Interview advice hasn’t changed much over the last few decades. Even with the rise of technology, key methods have remained the same – practice and prepare. Here are some of the best ways to implement tried-and-true interviewing techniques in your modern IT job interview process.
Do Your Research
Employers want to know you’re not only just a skilled asset, but an invested potential employee. One way to show the interest and enthusiasm is to make sure you’re educated on everything from their history to their upcoming product launches. In the past, job applicants may have reached out to their professional network to find connections who might know someone at the company who could answer questions or provide insight. Now, instead of using a Rolodex, applicants can use LinkedIn and Glassdoor to learn everything from the company’s core values to what past applicants brought to the position. The internet has made this process much easier, and because it’s so easy to find out information about a job, a company, or a product line, there’s no excuse for not doing your homework.
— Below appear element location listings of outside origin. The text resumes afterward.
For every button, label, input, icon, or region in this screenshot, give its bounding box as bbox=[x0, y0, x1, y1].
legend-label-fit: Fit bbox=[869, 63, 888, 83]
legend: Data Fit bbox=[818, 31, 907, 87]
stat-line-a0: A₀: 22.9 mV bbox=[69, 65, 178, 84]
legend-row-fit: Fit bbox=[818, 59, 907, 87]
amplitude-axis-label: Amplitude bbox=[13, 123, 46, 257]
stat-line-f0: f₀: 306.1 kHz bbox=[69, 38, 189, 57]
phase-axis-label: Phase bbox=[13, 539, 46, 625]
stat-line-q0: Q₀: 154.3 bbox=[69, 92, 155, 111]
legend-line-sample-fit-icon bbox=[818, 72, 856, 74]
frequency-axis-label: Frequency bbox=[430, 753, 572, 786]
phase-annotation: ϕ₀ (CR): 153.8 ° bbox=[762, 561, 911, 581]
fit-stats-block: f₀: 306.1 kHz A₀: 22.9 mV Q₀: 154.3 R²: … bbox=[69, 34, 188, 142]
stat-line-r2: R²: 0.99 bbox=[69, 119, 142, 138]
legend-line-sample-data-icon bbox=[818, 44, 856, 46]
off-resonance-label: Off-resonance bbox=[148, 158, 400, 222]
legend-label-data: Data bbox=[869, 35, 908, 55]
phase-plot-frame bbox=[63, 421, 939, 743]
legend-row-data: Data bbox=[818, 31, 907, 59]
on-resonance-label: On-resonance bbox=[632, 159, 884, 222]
The truth is you won’t know exactly what will be asked at your interview, but it’s easier than ever to prepare for the possibilities. Glassdoor reviews can offer insight on what applicants are asked at interviews, and a simple online search can help you find lists of commonly asked interview questions. While you can’t memorize answers to every potential question, get comfortable answering questions about your past experiences. When looking at lists of questions, write out answers to help your mind become more familiar with how you want to respond to them. A well-prepared, but not overly rehearsed, interview exchange can go a long way towards helping you engage with your interviewer.
Show Up Prepared
In the age of digital resumes and portfolios, you might think you don’t need to bring hard copies of application materials, but you should. If there are last-minute additions to the interview who didn’t get a printout or the interviewer isn’t working from a laptop, you’ll want to be able to provide them with at least a resume for reference. While anyone interviewing applicants should be familiar with their background, you can show you’re adaptable and prepared for anything with copies of your resume, a notebook, a pen, and even a business card.